Jakarta – Persoalan subsidi bahan bakar minyak (BBM) yang banyak kontroversi dari segi distribusi dan kuota anggaran yang meyedot sebagian besar pagu APBN mendapat sorotan Komite Nasional Pemuda Indonesia (KNPI).
Hal tersebut disampaikan Ketua Umum DPP KNPI Haris Pertama karena dianggap subsidi BBM tidak tepat sasaran.
“Kita sangat heran pengawasan subsidi dan distribusi BBM oleh negara sangat rendah, lihat saja Kemenkeu pernah mengungkapkan bahwa anggaran subsidi dan kompensasi energi yang mencapai Rp 502,4 triliun sebagian besar oleh orang kaya”, kata Haris.
Haris juga menyatakan bahwa pihak industri yang paling banyak menikmati subsidi BBM dibanding rumah tangga miskin.
“Menurut catatanya, sebanyak 89% solar dinikmati dunia usaha, sedangkan 11% lainnya dinikmati oleh rumah tangga”, pungkas Haris.
Lanjut Haris sangat kecewa ketika ditemukan fakta hanya 5% rumah tangga miskin menikmati subsidi BBM.
“Dari data total segmen rumah tangga, ternyata 95% dinikmati rumah tangga mampu dan hanya 5% yang dinikmati rumah tangga miskin (petani dan nelayan)”, jelas Haris.
Haris juga mengungkapkan bahwa untuk pertalite sebaliknya, 14% dinikmati dunia usaha dan sebagian besar dinikmati oleh rumah tangga yakni 86%.
“Dari segment rumah tangga, sebanyak 80% dinikmati rumah tangga mampu dan hanya 20% yang dinikmati rumah tangga miskin.
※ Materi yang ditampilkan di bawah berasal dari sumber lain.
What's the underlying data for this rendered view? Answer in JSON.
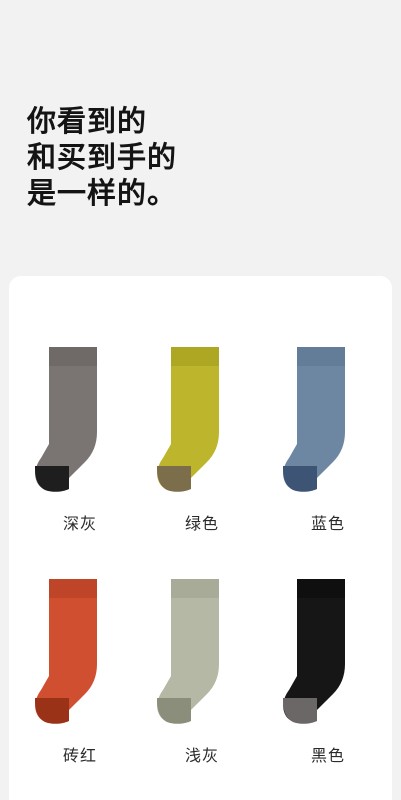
{
  "headline": {
    "lines": [
      "你看到的",
      "和买到手的",
      "是一样的。"
    ]
  },
  "colors": [
    {
      "name": "深灰",
      "body": "#7a7572",
      "cuff": "#6f6a67",
      "toe": "#1e1e1e",
      "icon": "sock-icon"
    },
    {
      "name": "绿色",
      "body": "#bdb52c",
      "cuff": "#aea723",
      "toe": "#7c6e4a",
      "icon": "sock-icon"
    },
    {
      "name": "蓝色",
      "body": "#6d87a3",
      "cuff": "#637c97",
      "toe": "#3d5475",
      "icon": "sock-icon"
    },
    {
      "name": "砖红",
      "body": "#cf4f30",
      "cuff": "#bf4528",
      "toe": "#9a3218",
      "icon": "sock-icon"
    },
    {
      "name": "浅灰",
      "body": "#b6b8a6",
      "cuff": "#a9ab99",
      "toe": "#8c8e7c",
      "icon": "sock-icon"
    },
    {
      "name": "黑色",
      "body": "#161616",
      "cuff": "#0f0f0f",
      "toe": "#6b6766",
      "icon": "sock-icon"
    }
  ]
}
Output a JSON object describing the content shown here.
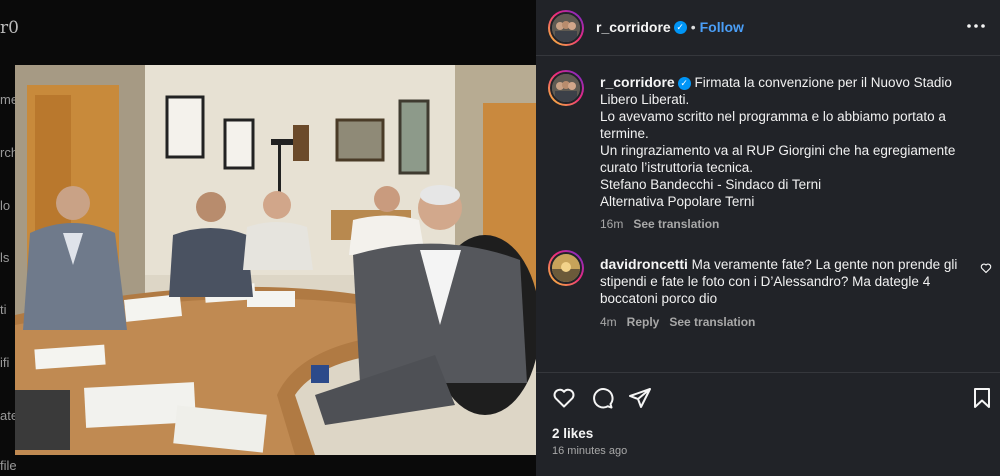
{
  "background": {
    "logo_fragment": "r0",
    "side_fragments": [
      "me",
      "rch",
      "lo",
      "ls",
      "ti",
      "ifi",
      "ate",
      "file"
    ]
  },
  "post": {
    "author": {
      "username": "r_corridore",
      "verified": true
    },
    "header": {
      "separator": "•",
      "follow_label": "Follow"
    },
    "caption": {
      "text": "Firmata la convenzione per il Nuovo Stadio Libero Liberati.\nLo avevamo scritto nel programma e lo abbiamo portato a termine.\nUn ringraziamento va al RUP Giorgini che ha egregiamente curato l’istruttoria tecnica.\nStefano Bandecchi - Sindaco di Terni\nAlternativa Popolare Terni",
      "age": "16m",
      "see_translation": "See translation"
    },
    "comments": [
      {
        "username": "davidroncetti",
        "text": "Ma veramente fate? La gente non prende gli stipendi e fate le foto con i D’Alessandro? Ma dategle 4 boccatoni porco dio",
        "age": "4m",
        "reply_label": "Reply",
        "see_translation": "See translation"
      }
    ],
    "likes_label": "2 likes",
    "timestamp": "16 minutes ago"
  },
  "icons": {
    "verified": "verified-badge-icon",
    "more": "more-options-icon",
    "like": "heart-icon",
    "comment": "comment-icon",
    "share": "share-icon",
    "save": "bookmark-icon",
    "comment_like": "heart-small-icon"
  },
  "colors": {
    "panel_bg": "#212328",
    "accent": "#4a9ef7",
    "verified": "#0095f6",
    "muted": "#a8a8a8"
  }
}
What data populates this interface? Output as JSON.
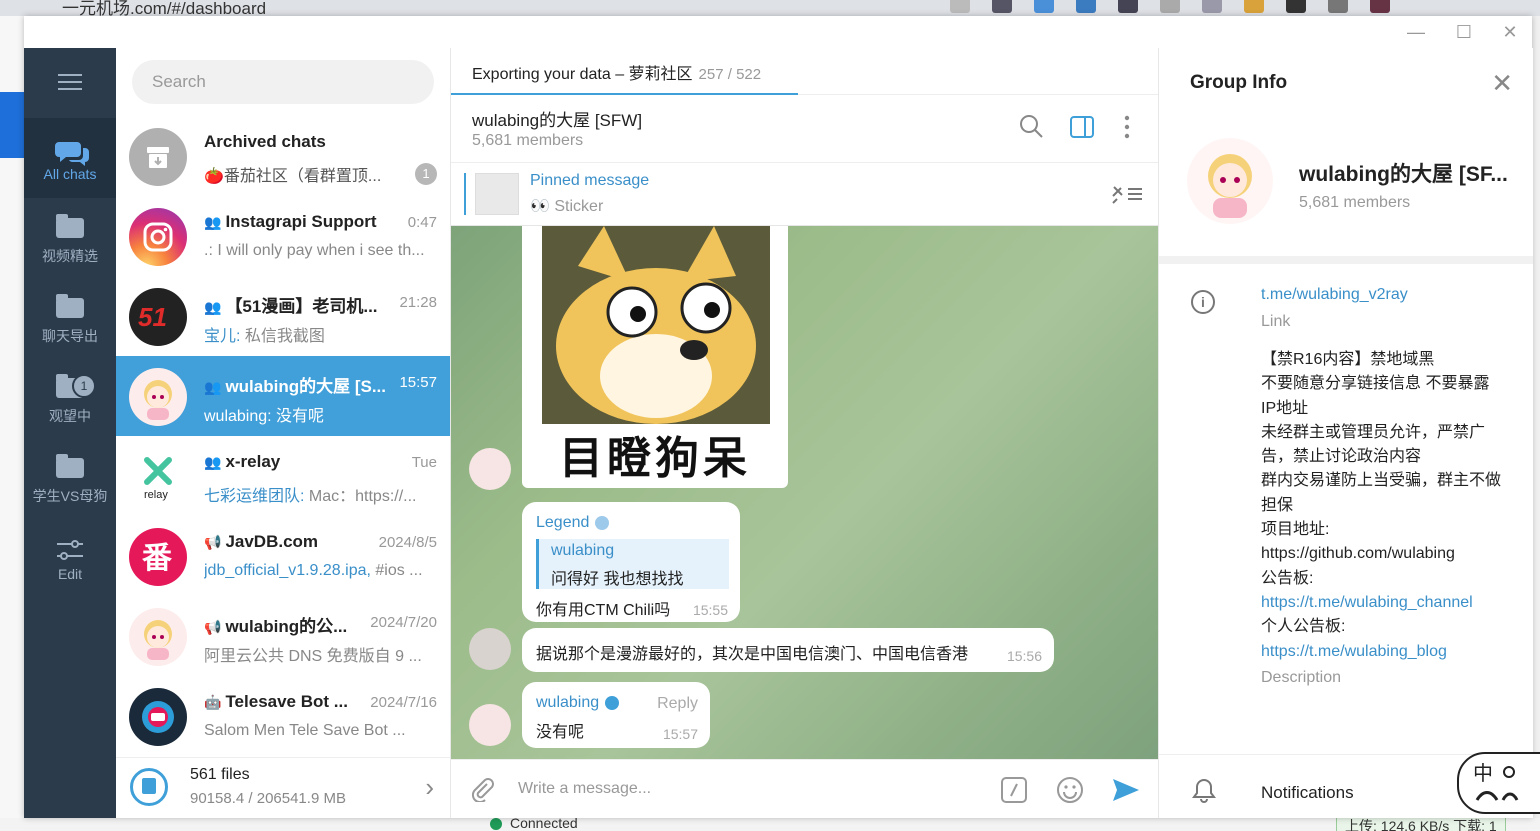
{
  "browser": {
    "url": "一元机场.com/#/dashboard"
  },
  "window": {
    "minimize": "—",
    "maximize": "☐",
    "close": "✕"
  },
  "rail": {
    "folders": [
      {
        "label": "All chats",
        "active": true
      },
      {
        "label": "视频精选"
      },
      {
        "label": "聊天导出"
      },
      {
        "label": "观望中",
        "badge": "1"
      },
      {
        "label": "学生VS母狗"
      },
      {
        "label": "Edit"
      }
    ]
  },
  "search": {
    "placeholder": "Search"
  },
  "chats": [
    {
      "name": "Archived chats",
      "msg": "🍅番茄社区（看群置顶...",
      "unread": "1"
    },
    {
      "name": "Instagrapi Support",
      "time": "0:47",
      "msg": ".: I will only pay when i see th..."
    },
    {
      "name": "【51漫画】老司机...",
      "time": "21:28",
      "sender": "宝儿:",
      "msg": " 私信我截图"
    },
    {
      "name": "wulabing的大屋 [S...",
      "time": "15:57",
      "sender": "wulabing:",
      "msg": " 没有呢"
    },
    {
      "name": "x-relay",
      "time": "Tue",
      "sender": "七彩运维团队:",
      "msg": " Mac：https://..."
    },
    {
      "name": "JavDB.com",
      "time": "2024/8/5",
      "sender": "jdb_official_v1.9.28.ipa,",
      "msg": " #ios ..."
    },
    {
      "name": "wulabing的公...",
      "time": "2024/7/20",
      "msg": "阿里云公共 DNS 免费版自 9 ..."
    },
    {
      "name": "Telesave Bot ...",
      "time": "2024/7/16",
      "msg": "Salom Men Tele Save Bot ..."
    }
  ],
  "files": {
    "count": "561 files",
    "size": "90158.4 / 206541.9 MB"
  },
  "export": {
    "label": "Exporting your data – 萝莉社区",
    "progress": "257 / 522"
  },
  "header": {
    "title": "wulabing的大屋 [SFW]",
    "members": "5,681 members"
  },
  "pinned": {
    "title": "Pinned message",
    "text": "👀 Sticker"
  },
  "sticker_caption": "目瞪狗呆",
  "messages": [
    {
      "from": "Legend",
      "quote_name": "wulabing",
      "quote_text": "问得好 我也想找找",
      "text": "你有用CTM Chili吗",
      "time": "15:55"
    },
    {
      "text": "据说那个是漫游最好的，其次是中国电信澳门、中国电信香港",
      "time": "15:56"
    },
    {
      "from": "wulabing",
      "reply": "Reply",
      "text": "没有呢",
      "time": "15:57"
    }
  ],
  "composer": {
    "placeholder": "Write a message..."
  },
  "info": {
    "heading": "Group Info",
    "name": "wulabing的大屋 [SF...",
    "members": "5,681 members",
    "link": "t.me/wulabing_v2ray",
    "link_label": "Link",
    "desc_lines": [
      "【禁R16内容】禁地域黑",
      "不要随意分享链接信息 不要暴露IP地址",
      "未经群主或管理员允许，严禁广告，禁止讨论政治内容",
      "群内交易谨防上当受骗，群主不做担保",
      "项目地址: https://github.com/wulabing",
      "公告板:"
    ],
    "channel_link": "https://t.me/wulabing_channel",
    "blog_label": "个人公告板:",
    "blog_link": "https://t.me/wulabing_blog",
    "desc_label": "Description",
    "notifications": "Notifications"
  },
  "status": {
    "connected": "Connected",
    "speed": "上传: 124.6 KB/s  下载: 1"
  }
}
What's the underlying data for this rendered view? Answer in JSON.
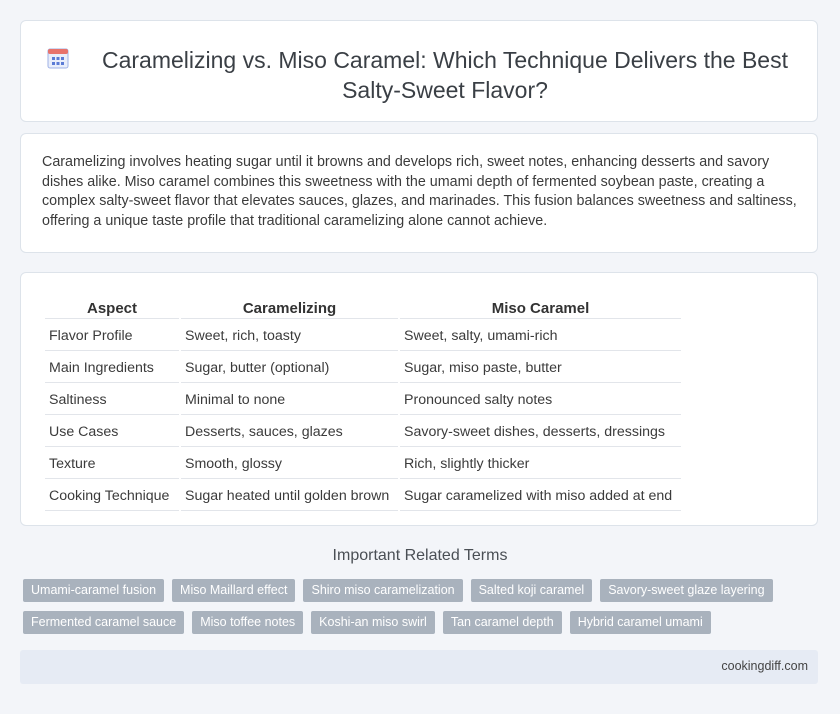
{
  "header": {
    "title": "Caramelizing vs. Miso Caramel: Which Technique Delivers the Best Salty-Sweet Flavor?",
    "icon": "calendar-grid-icon"
  },
  "intro": {
    "text": "Caramelizing involves heating sugar until it browns and develops rich, sweet notes, enhancing desserts and savory dishes alike. Miso caramel combines this sweetness with the umami depth of fermented soybean paste, creating a complex salty-sweet flavor that elevates sauces, glazes, and marinades. This fusion balances sweetness and saltiness, offering a unique taste profile that traditional caramelizing alone cannot achieve."
  },
  "table": {
    "headers": [
      "Aspect",
      "Caramelizing",
      "Miso Caramel"
    ],
    "rows": [
      [
        "Flavor Profile",
        "Sweet, rich, toasty",
        "Sweet, salty, umami-rich"
      ],
      [
        "Main Ingredients",
        "Sugar, butter (optional)",
        "Sugar, miso paste, butter"
      ],
      [
        "Saltiness",
        "Minimal to none",
        "Pronounced salty notes"
      ],
      [
        "Use Cases",
        "Desserts, sauces, glazes",
        "Savory-sweet dishes, desserts, dressings"
      ],
      [
        "Texture",
        "Smooth, glossy",
        "Rich, slightly thicker"
      ],
      [
        "Cooking Technique",
        "Sugar heated until golden brown",
        "Sugar caramelized with miso added at end"
      ]
    ]
  },
  "terms": {
    "heading": "Important Related Terms",
    "items": [
      "Umami-caramel fusion",
      "Miso Maillard effect",
      "Shiro miso caramelization",
      "Salted koji caramel",
      "Savory-sweet glaze layering",
      "Fermented caramel sauce",
      "Miso toffee notes",
      "Koshi-an miso swirl",
      "Tan caramel depth",
      "Hybrid caramel umami"
    ]
  },
  "footer": {
    "site": "cookingdiff.com"
  },
  "colors": {
    "background": "#f3f5f9",
    "tag_bg": "#a9b2bd",
    "footer_bg": "#e6ebf4",
    "icon_blue": "#5b7bd5",
    "icon_red": "#e8736c"
  }
}
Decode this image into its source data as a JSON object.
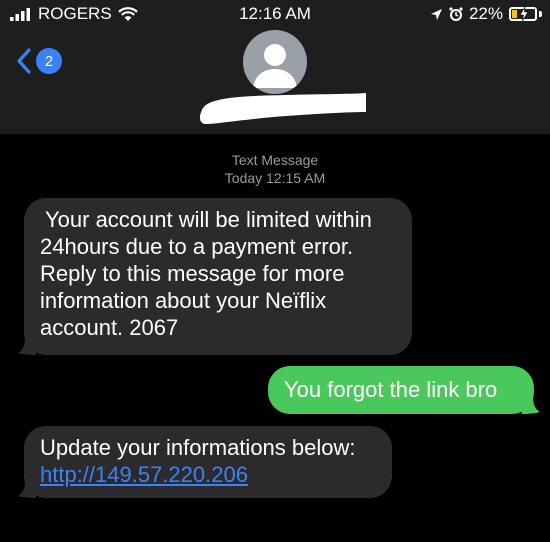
{
  "status_bar": {
    "carrier": "ROGERS",
    "time": "12:16 AM",
    "battery": "22%",
    "battery_level": 0.22
  },
  "nav": {
    "back_badge": "2"
  },
  "conversation": {
    "type_label": "Text Message",
    "timestamp": "Today 12:15 AM"
  },
  "messages": [
    {
      "direction": "incoming",
      "lines": [
        "Your account will be limited within",
        "24hours due to a payment error.",
        "Reply to this  message for more",
        "information about your Neïflix",
        "account. 2067"
      ]
    },
    {
      "direction": "outgoing",
      "lines": [
        "You forgot the link bro"
      ]
    },
    {
      "direction": "incoming",
      "lines": [
        "Update your informations below:",
        "http://149.57.220.206"
      ]
    }
  ],
  "colors": {
    "header_bg": "#1e1e1e",
    "incoming_bubble": "#2b2b2e",
    "outgoing_bubble": "#4ac85c",
    "link": "#3d83f5",
    "badge": "#3a82f7"
  }
}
Dengan demikian, kurang lebih 80% subsidi BBM ‘dirampok’ oleh golongan yang tidak berhak”, jelas Haris.
Haris juga menuturkan kondisi kuota BBM subsidi jenis pertalite yang stoknya terbatas.
“Kuota penyaluran Pertalite mencapai 23,05 juta KL pada 2022 dan Kuota ini diprediksi oleh Kemenkeu RI akan habis pada akhir 2022. Bayangkan jika diperkirakan konsumsi pertalite mencapai 29,07 juta KL atau 126% dari total kuota.
Sementara itu, untuk Solar, kuotanya sebesar 15,10 juta KL pada tahun ini. Adapun, proyeksi konsumsi solar sebanyak 17,44 juta KL atau 115% dari total kuota dan akan habis pada akhir 2022″, jelas Haris.
Haris mengungkapkan bahwa kendala penyaluran subsidi tepat sasaran terletak pada masalah data.
“Kendala utama penyaluran subsidi tepat sasaran pada masalah data, maka sebaiknya pemerintah perbaiki tata kelola ini”, kata Haris.
Haris pun berharap agar pemerintah memperkuat fungsi Pertamina sebagai pengelola tunggal subsidi BBM.
“Pemerintah harus memperkuat fungsi Pertamina sebagai satu-satunya pengelola BBM bersubsidi”, tegas Haris.
Haris yang dikenal kritis terhadap kebijakan-kebijakan yang tidak pro rakyat berharap adanya pelibatan berbagai elemen masyarakat.
“Pemerintah juga harus menerapkan konsep pentahelix dengan melibatkan berbagai elemen masyarakat seperti Ormas, OKP, jurnalis dan sebagainya sebagai pengawas dari BBM bersubsidi”, harap Haris.
Lanjut Haris berharap pemerintah dapat membuat model pengelolaan BBM subsidi secara khusus.
“Pemerintah harus menarik seluruh bbm bersubsidi di SPBU dan membuat SPBU Khusus BBM bersubsidi agar penyalahgunaan dan kebocoran anggaran BBM bersubsidi dapat terselesaikan dan tepat sasaran”, harap Haris.